猿姫は、近くに居る小姓に聞こえないよう、小声でかつ遠慮がちに言った。

「で、ござるか。それは気付きませなんだ」

三郎は平気な声で言って、前に向き直った。

猿姫はため息をついた。

前を向いた三郎の背中にも、下品な絵柄がふんだんにあって、猿姫の視界に入ってくる。

 

こんな下品な羽織を着た男に同行している、自分だって。

うつけの女、恥知らずな女と人様からは思われているかもしれない。

 

他人の目を意識しないたちの猿姫も、三郎の羽織のことを思うと、気がふさぐ。

三郎のうつけぶりが、神戸下総守を刺激しないことを切に願った。

怒りを買えば、得物の棒を持たない自分が場を乗り切れるかどうか、わからない。

「貴殿、どう思われる。拙者のこの羽織」

いつの間にか三郎は、待機する小姓に話しかけていた。

気楽な口調である。

猿姫も阿波守もふいをつかれ、一瞬腰を浮かせた。

「どうであろう、下総守殿は気に入られますかな。この手の絵柄は」

話しかけられて、若い小姓は目を白黒させている。

「さ、どうでござりましょう」

「下総守殿はお若い方だとうかがっております。

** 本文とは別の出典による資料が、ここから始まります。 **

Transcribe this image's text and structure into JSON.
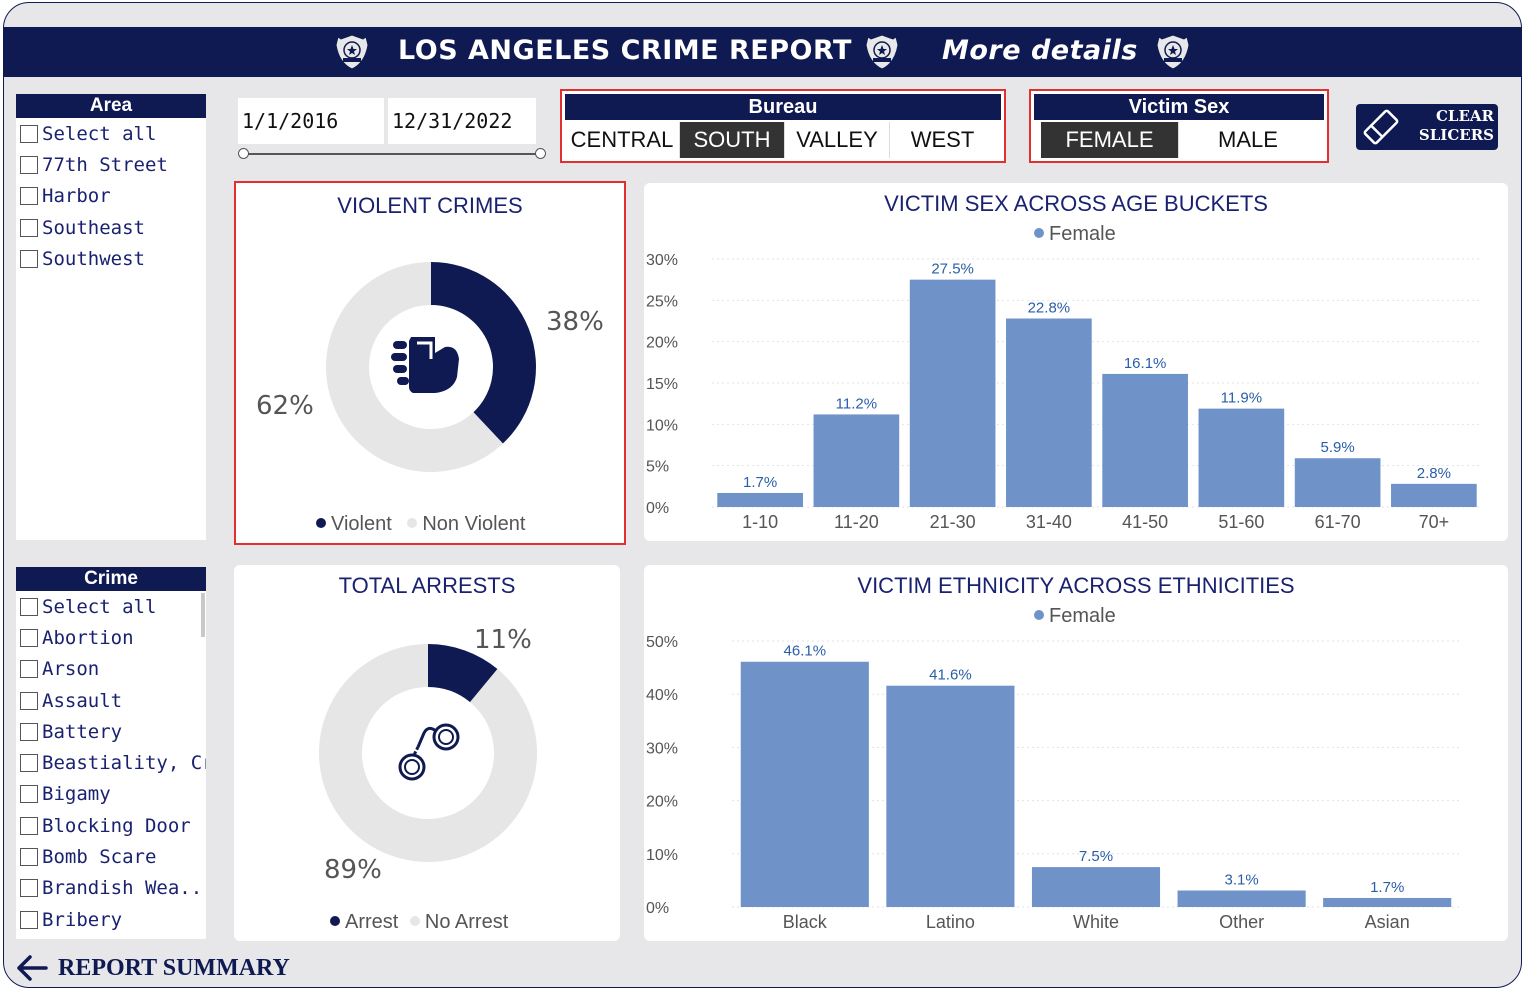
{
  "header": {
    "title": "LOS ANGELES CRIME REPORT",
    "more_details": "More details",
    "badge_icon": "police-badge-icon"
  },
  "area_slicer": {
    "title": "Area",
    "items": [
      "Select all",
      "77th Street",
      "Harbor",
      "Southeast",
      "Southwest"
    ]
  },
  "crime_slicer": {
    "title": "Crime",
    "items": [
      "Select all",
      "Abortion",
      "Arson",
      "Assault",
      "Battery",
      "Beastiality, Cri...",
      "Bigamy",
      "Blocking Door ...",
      "Bomb Scare",
      "Brandish Wea...",
      "Bribery"
    ]
  },
  "date_range": {
    "start": "1/1/2016",
    "end": "12/31/2022"
  },
  "bureau_slicer": {
    "title": "Bureau",
    "options": [
      "CENTRAL",
      "SOUTH",
      "VALLEY",
      "WEST"
    ],
    "selected": "SOUTH"
  },
  "victim_sex_slicer": {
    "title": "Victim Sex",
    "options": [
      "FEMALE",
      "MALE"
    ],
    "selected": "FEMALE"
  },
  "clear_button": {
    "line1": "CLEAR",
    "line2": "SLICERS"
  },
  "violent_card": {
    "title": "VIOLENT CRIMES",
    "icon": "fist-icon",
    "slices": [
      {
        "label": "Violent",
        "value": 38,
        "text": "38%",
        "color": "#0f1a52"
      },
      {
        "label": "Non Violent",
        "value": 62,
        "text": "62%",
        "color": "#e6e6e6"
      }
    ]
  },
  "arrests_card": {
    "title": "TOTAL ARRESTS",
    "icon": "handcuffs-icon",
    "slices": [
      {
        "label": "Arrest",
        "value": 11,
        "text": "11%",
        "color": "#0f1a52"
      },
      {
        "label": "No Arrest",
        "value": 89,
        "text": "89%",
        "color": "#e6e6e6"
      }
    ]
  },
  "chart_data": [
    {
      "type": "bar",
      "title": "VICTIM SEX ACROSS AGE BUCKETS",
      "series": [
        {
          "name": "Female",
          "values": [
            1.7,
            11.2,
            27.5,
            22.8,
            16.1,
            11.9,
            5.9,
            2.8
          ]
        }
      ],
      "categories": [
        "1-10",
        "11-20",
        "21-30",
        "31-40",
        "41-50",
        "51-60",
        "61-70",
        "70+"
      ],
      "data_labels": [
        "1.7%",
        "11.2%",
        "27.5%",
        "22.8%",
        "16.1%",
        "11.9%",
        "5.9%",
        "2.8%"
      ],
      "ylim": [
        0,
        30
      ],
      "yticks": [
        "0%",
        "5%",
        "10%",
        "15%",
        "20%",
        "25%",
        "30%"
      ],
      "grid": true,
      "legend": "top-center",
      "color": "#6f93c8"
    },
    {
      "type": "bar",
      "title": "VICTIM ETHNICITY ACROSS ETHNICITIES",
      "series": [
        {
          "name": "Female",
          "values": [
            46.1,
            41.6,
            7.5,
            3.1,
            1.7
          ]
        }
      ],
      "categories": [
        "Black",
        "Latino",
        "White",
        "Other",
        "Asian"
      ],
      "data_labels": [
        "46.1%",
        "41.6%",
        "7.5%",
        "3.1%",
        "1.7%"
      ],
      "ylim": [
        0,
        50
      ],
      "yticks": [
        "0%",
        "10%",
        "20%",
        "30%",
        "40%",
        "50%"
      ],
      "grid": true,
      "legend": "top-center",
      "color": "#6f93c8"
    }
  ],
  "footer": {
    "label": "REPORT SUMMARY",
    "icon": "back-arrow-icon"
  }
}
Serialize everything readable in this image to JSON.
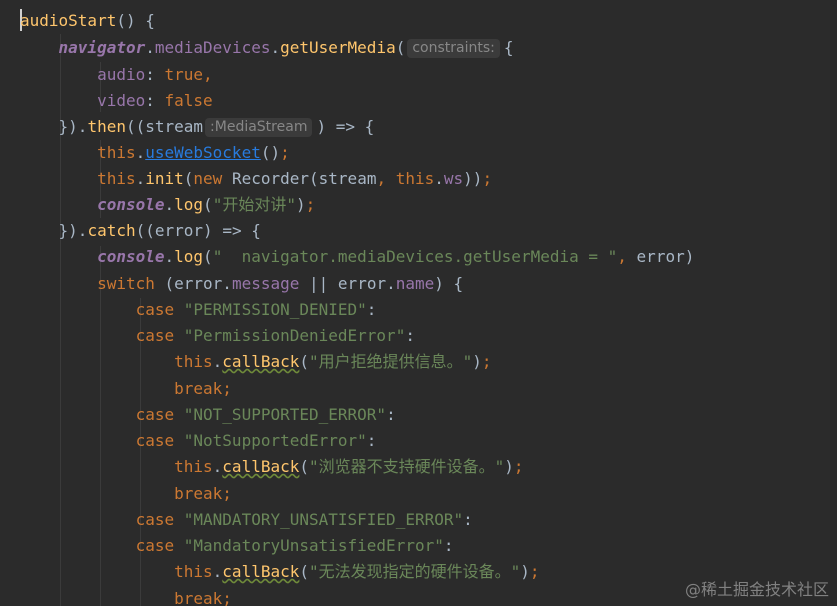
{
  "code": {
    "method_name": "audioStart",
    "l1_rest": "() {",
    "navigator": "navigator",
    "media_devices": "mediaDevices",
    "get_user_media": "getUserMedia",
    "hint_constraints": "constraints:",
    "audio_key": "audio",
    "true_val": "true",
    "video_key": "video",
    "false_val": "false",
    "then": "then",
    "stream": "stream",
    "hint_mediastream": ":MediaStream",
    "arrow_open": ") => {",
    "this_kw": "this",
    "use_web_socket": "useWebSocket",
    "init": "init",
    "new_kw": "new",
    "recorder": "Recorder",
    "ws": "ws",
    "console": "console",
    "log": "log",
    "str_start_talk": "\"开始对讲\"",
    "catch": "catch",
    "error": "error",
    "str_navigator_msg": "\"  navigator.mediaDevices.getUserMedia = \"",
    "switch_kw": "switch",
    "message": "message",
    "or_op": "||",
    "name_prop": "name",
    "case_kw": "case",
    "str_permission_denied": "\"PERMISSION_DENIED\"",
    "str_permission_denied_error": "\"PermissionDeniedError\"",
    "callback": "callBack",
    "str_user_refused": "\"用户拒绝提供信息。\"",
    "break_kw": "break",
    "str_not_supported_error": "\"NOT_SUPPORTED_ERROR\"",
    "str_notsupported_error": "\"NotSupportedError\"",
    "str_browser_no_support": "\"浏览器不支持硬件设备。\"",
    "str_mandatory_unsatisfied_error": "\"MANDATORY_UNSATISFIED_ERROR\"",
    "str_mandatoryunsatisfied_error": "\"MandatoryUnsatisfiedError\"",
    "str_cannot_find_device": "\"无法发现指定的硬件设备。\""
  },
  "watermark": "@稀土掘金技术社区",
  "colors": {
    "background": "#2b2b2b",
    "keyword": "#cc7832",
    "function": "#ffc66d",
    "property": "#9876aa",
    "string": "#6a8759",
    "text": "#a9b7c6",
    "link": "#287bde"
  }
}
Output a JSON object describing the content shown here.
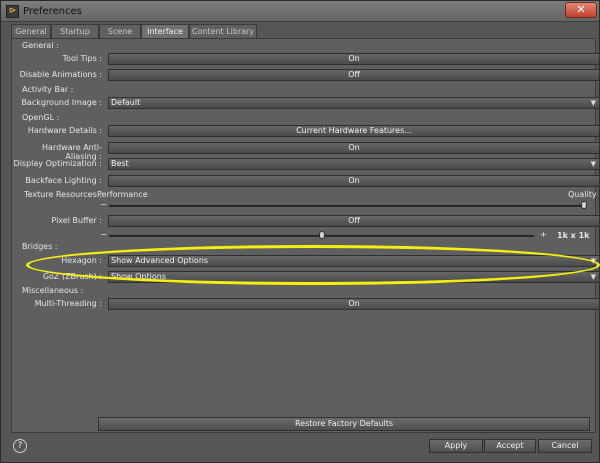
{
  "window": {
    "title": "Preferences",
    "close_icon": "✕",
    "app_icon": "⊳"
  },
  "tabs": [
    {
      "label": "General"
    },
    {
      "label": "Startup"
    },
    {
      "label": "Scene"
    },
    {
      "label": "Interface"
    },
    {
      "label": "Content Library"
    }
  ],
  "sections": {
    "general": "General :",
    "activity": "Activity Bar :",
    "opengl": "OpenGL :",
    "bridges": "Bridges :",
    "misc": "Miscellaneous :"
  },
  "rows": {
    "tooltips": {
      "label": "Tool Tips :",
      "value": "On"
    },
    "disable_anim": {
      "label": "Disable Animations :",
      "value": "Off"
    },
    "bg_image": {
      "label": "Background Image :",
      "value": "Default"
    },
    "hw_details": {
      "label": "Hardware Details :",
      "value": "Current Hardware Features..."
    },
    "hw_aa": {
      "label": "Hardware Anti-Aliasing :",
      "value": "On"
    },
    "display_opt": {
      "label": "Display Optimization :",
      "value": "Best"
    },
    "backface": {
      "label": "Backface Lighting :",
      "value": "On"
    },
    "texture": {
      "label": "Texture Resources :",
      "left": "Performance",
      "right": "Quality",
      "level": 0.995
    },
    "pixel_buffer": {
      "label": "Pixel Buffer :",
      "value": "Off",
      "level": 0.5,
      "size": "1k x 1k"
    },
    "hexagon": {
      "label": "Hexagon :",
      "value": "Show Advanced Options"
    },
    "goz": {
      "label": "GoZ (ZBrush) :",
      "value": "Show Options"
    },
    "multithreading": {
      "label": "Multi-Threading :",
      "value": "On"
    }
  },
  "buttons": {
    "restore": "Restore Factory Defaults",
    "apply": "Apply",
    "accept": "Accept",
    "cancel": "Cancel",
    "help": "?"
  },
  "colors": {
    "highlight": "#f3ef12"
  }
}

拙者とご趣味も近いのではないかな」

「さ、それは私には何とも…」

困っている小姓に、三郎は楽しそうな声で、にじり寄らんばかりだ。

腰の周りに提げたいくつもの瓢箪が、ぶつかりあって音をたてる。

「三郎殿っ」

後ろから抱きついて、猿姫は三郎を元の座り位置に戻らせた。

「他家の殿中だぞ。落ち着け」

「拙者は落ち着いてござる。猿姫殿こそ、そんな青い顔で…貴殿らしくもない」

後ろから取りすがる猿姫を振り返り、三郎は顔に笑みを浮かべている。

「せっかくのお化粧が、無駄になり申す」

余裕を感じさせる笑みだ。

猿姫ははっとして、後ろに退いた。

 

三郎には考えがあるのかないのか、その胸中がわからない。

しかし、いよいよ神戸下総守との謁見となれば、どうであれ三郎に任せるしかないのだ。

三郎と共に首を失う覚悟はしておいた方がいいかもしれない。

猿姫はそう思った。

ことと次第によっては、城内に忍び込んでいる一子(かずこ)を当てにするほかない。